Last year the company announced a revenue "run rate" of $100 million.
Yext has been on a path toward an IPO for quite some time. On Monday, the company filed an S-1 form with the SEC, seeking to raise $100 million.
Instead of as a “presence management” provider, the company is describing itself as a “knowledge engine,” hoping to tap into some of the mystique of search:
Yext is a knowledge engine. Our platform lets businesses manage their digital knowledge in the cloud and sync it to over 100 services …
We offer our cloud-based digital knowledge platform, the Yext Knowledge Engine, to customers on a subscription basis in several packages. Each package provides varying levels of access to our key Listings, Pages, Reviews and other features. Our Listings feature provides customers with control over their digital presence, including their location and other related attributes published on the most widely used third-party applications. Our Pages feature allows customers to establish landing pages on their own websites and to manage rich and compelling digital content on those sites, including calls to action.

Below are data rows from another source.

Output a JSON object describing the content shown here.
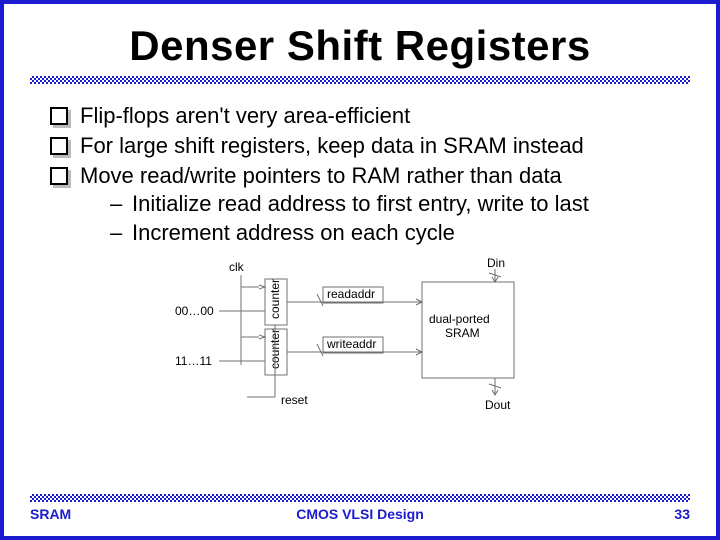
{
  "title": "Denser Shift Registers",
  "bullets": [
    "Flip-flops aren't very area-efficient",
    "For large shift registers, keep data in SRAM instead",
    "Move read/write pointers to RAM rather than data"
  ],
  "subbullets": [
    "Initialize read address to first entry, write to last",
    "Increment address on each cycle"
  ],
  "diagram": {
    "clk": "clk",
    "counter1": "counter",
    "counter2": "counter",
    "init1": "00…00",
    "init2": "11…11",
    "reset": "reset",
    "readaddr": "readaddr",
    "writeaddr": "writeaddr",
    "sram": "dual-ported SRAM",
    "din": "Din",
    "dout": "Dout"
  },
  "footer": {
    "left": "SRAM",
    "center": "CMOS VLSI Design",
    "right": "33"
  }
}
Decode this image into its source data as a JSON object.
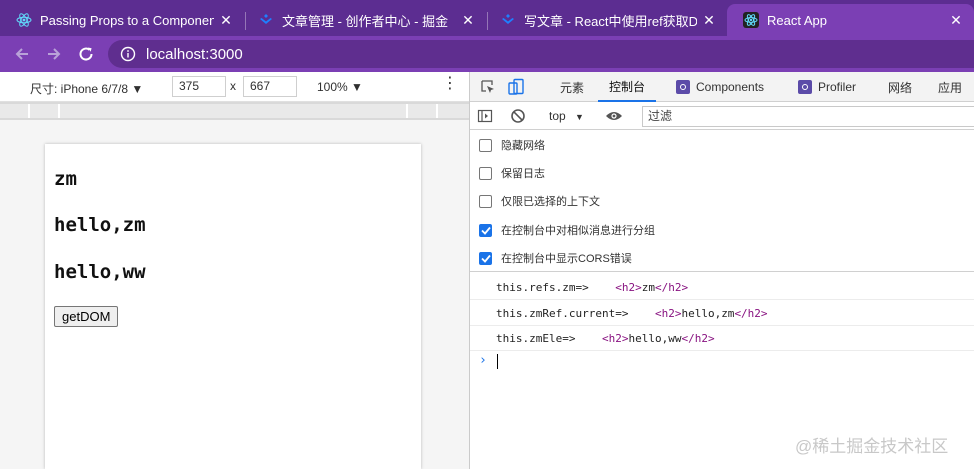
{
  "browser": {
    "tabs": [
      {
        "title": "Passing Props to a Component",
        "active": false
      },
      {
        "title": "文章管理 - 创作者中心 - 掘金",
        "active": false
      },
      {
        "title": "写文章 - React中使用ref获取DO",
        "active": false
      },
      {
        "title": "React App",
        "active": true
      }
    ],
    "close_glyph": "✕",
    "url": "localhost:3000"
  },
  "device_toolbar": {
    "dimensions_label": "尺寸: iPhone 6/7/8",
    "width": "375",
    "times": "x",
    "height": "667",
    "zoom": "100%"
  },
  "page": {
    "headings": [
      "zm",
      "hello,zm",
      "hello,ww"
    ],
    "button_label": "getDOM"
  },
  "devtools": {
    "tabs": [
      "元素",
      "控制台",
      "Components",
      "Profiler",
      "网络",
      "应用"
    ],
    "active_tab": "控制台",
    "context": "top",
    "filter_placeholder": "过滤",
    "settings": [
      {
        "label": "隐藏网络",
        "checked": false
      },
      {
        "label": "保留日志",
        "checked": false
      },
      {
        "label": "仅限已选择的上下文",
        "checked": false
      },
      {
        "label": "在控制台中对相似消息进行分组",
        "checked": true
      },
      {
        "label": "在控制台中显示CORS错误",
        "checked": true
      }
    ],
    "logs": [
      {
        "prefix": "this.refs.zm=>",
        "open_tag": "<h2>",
        "content": "zm",
        "close_tag": "</h2>"
      },
      {
        "prefix": "this.zmRef.current=>",
        "open_tag": "<h2>",
        "content": "hello,zm",
        "close_tag": "</h2>"
      },
      {
        "prefix": "this.zmEle=>",
        "open_tag": "<h2>",
        "content": "hello,ww",
        "close_tag": "</h2>"
      }
    ],
    "prompt_glyph": "›"
  },
  "watermark": "@稀土掘金技术社区",
  "colors": {
    "tabstrip": "#5c2d91",
    "toolbar": "#7b3fb4",
    "accent": "#1a73e8",
    "tag": "#881280"
  }
}
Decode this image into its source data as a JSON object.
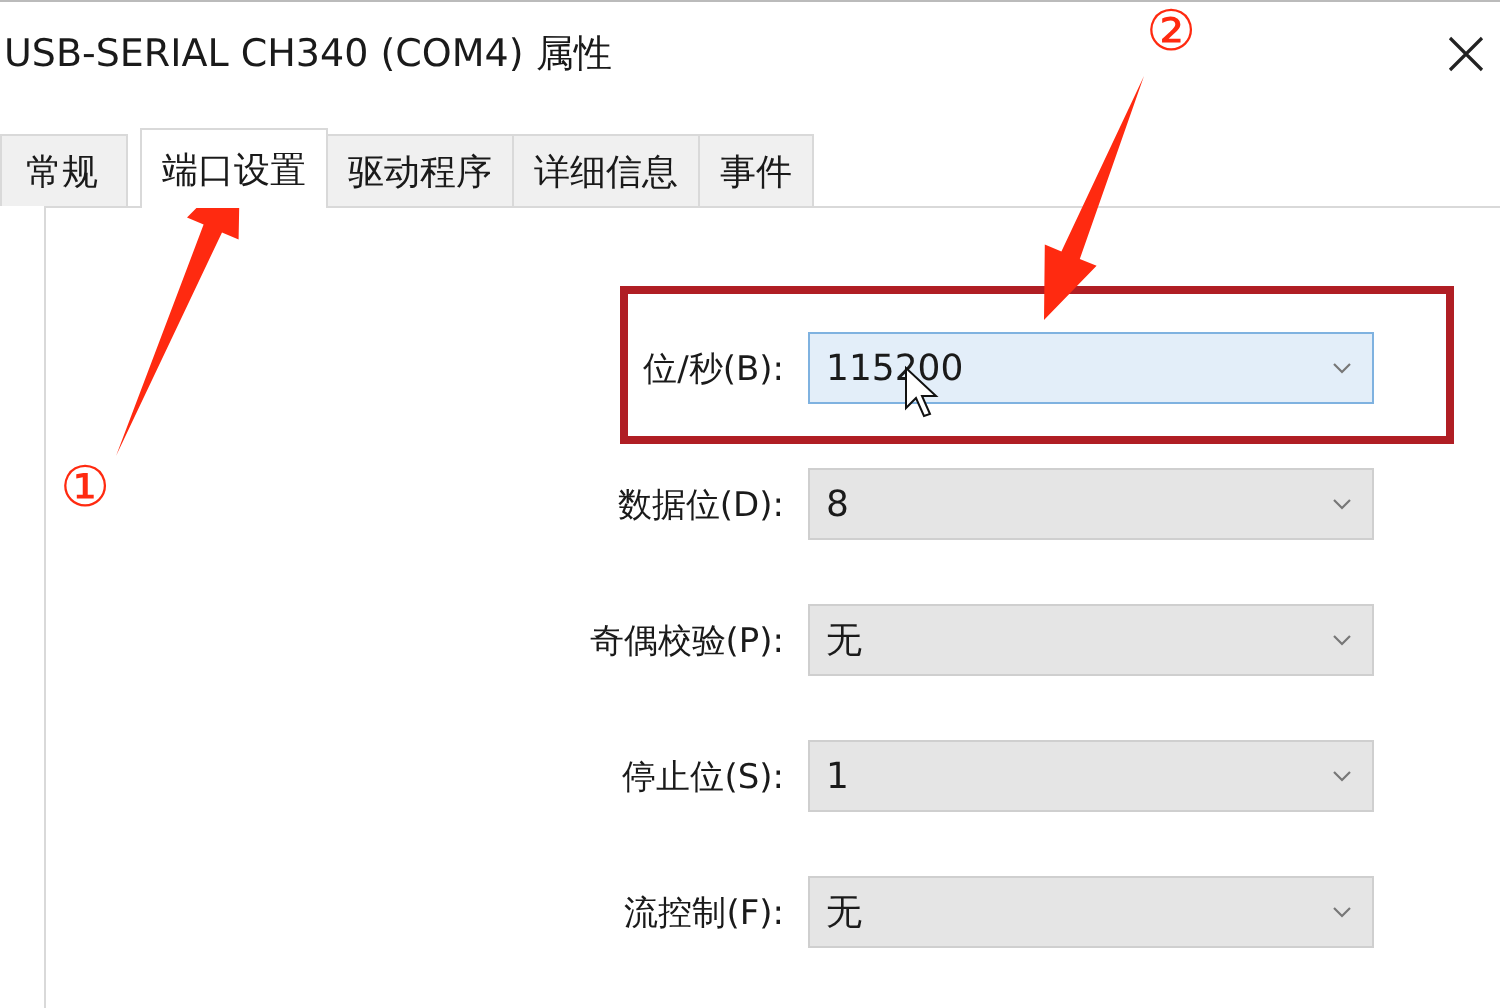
{
  "window": {
    "title": "USB-SERIAL CH340 (COM4) 属性"
  },
  "tabs": [
    {
      "label": "常规",
      "selected": false
    },
    {
      "label": "端口设置",
      "selected": true
    },
    {
      "label": "驱动程序",
      "selected": false
    },
    {
      "label": "详细信息",
      "selected": false
    },
    {
      "label": "事件",
      "selected": false
    }
  ],
  "fields": [
    {
      "label": "位/秒(B):",
      "value": "115200",
      "focused": true
    },
    {
      "label": "数据位(D):",
      "value": "8",
      "focused": false
    },
    {
      "label": "奇偶校验(P):",
      "value": "无",
      "focused": false
    },
    {
      "label": "停止位(S):",
      "value": "1",
      "focused": false
    },
    {
      "label": "流控制(F):",
      "value": "无",
      "focused": false
    }
  ],
  "annotations": {
    "markers": [
      "①",
      "②"
    ]
  }
}
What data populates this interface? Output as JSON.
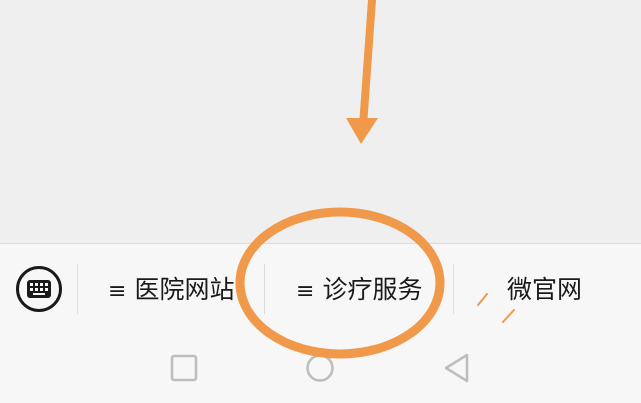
{
  "menu": {
    "items": [
      {
        "icon": "≡",
        "label": "医院网站"
      },
      {
        "icon": "≡",
        "label": "诊疗服务"
      },
      {
        "label": "微官网"
      }
    ]
  },
  "nav": {
    "buttons": [
      "recents-square-icon",
      "home-circle-icon",
      "back-triangle-icon"
    ]
  },
  "annotation": {
    "color": "#f0994a"
  }
}
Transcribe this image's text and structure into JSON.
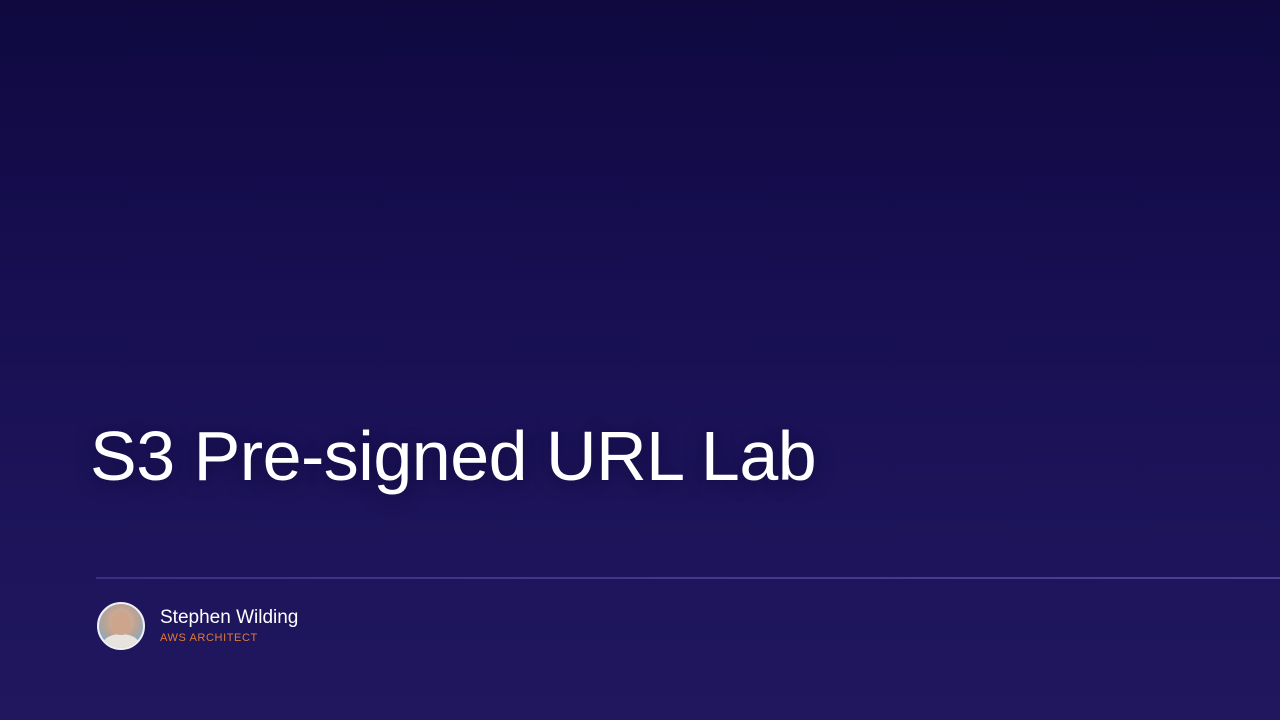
{
  "slide": {
    "title": "S3 Pre-signed URL Lab",
    "presenter": {
      "name": "Stephen Wilding",
      "role": "AWS ARCHITECT",
      "avatar_icon": "presenter-photo"
    }
  },
  "colors": {
    "background_top": "#0f0940",
    "background_bottom": "#20175f",
    "title": "#ffffff",
    "role_accent": "#e07a3a"
  }
}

Yext started life as a pay-per-call provider and then, seeking to emulate “Google Tags,” sought to create a similar system across a network of local sites. In building that network, which included Yahoo, Mapquest, Superpages, Citysearch and a number of others, Yext created a presence management differentiator: real-time updates.
It has been able to leverage that competitive advantage (until recently) and savvy marketing to elevate itself above the rest of the listings management crowd. Yext announced last year that it had reached a $100 million run rate.
For the first nine months of 2016, the company had nearly $89 million in revenue and a $28 million loss. There’s no question that the service (digital presence management) has clear and foundational value for brands and enterprises. Yext has also been extremely effective at marketing itself.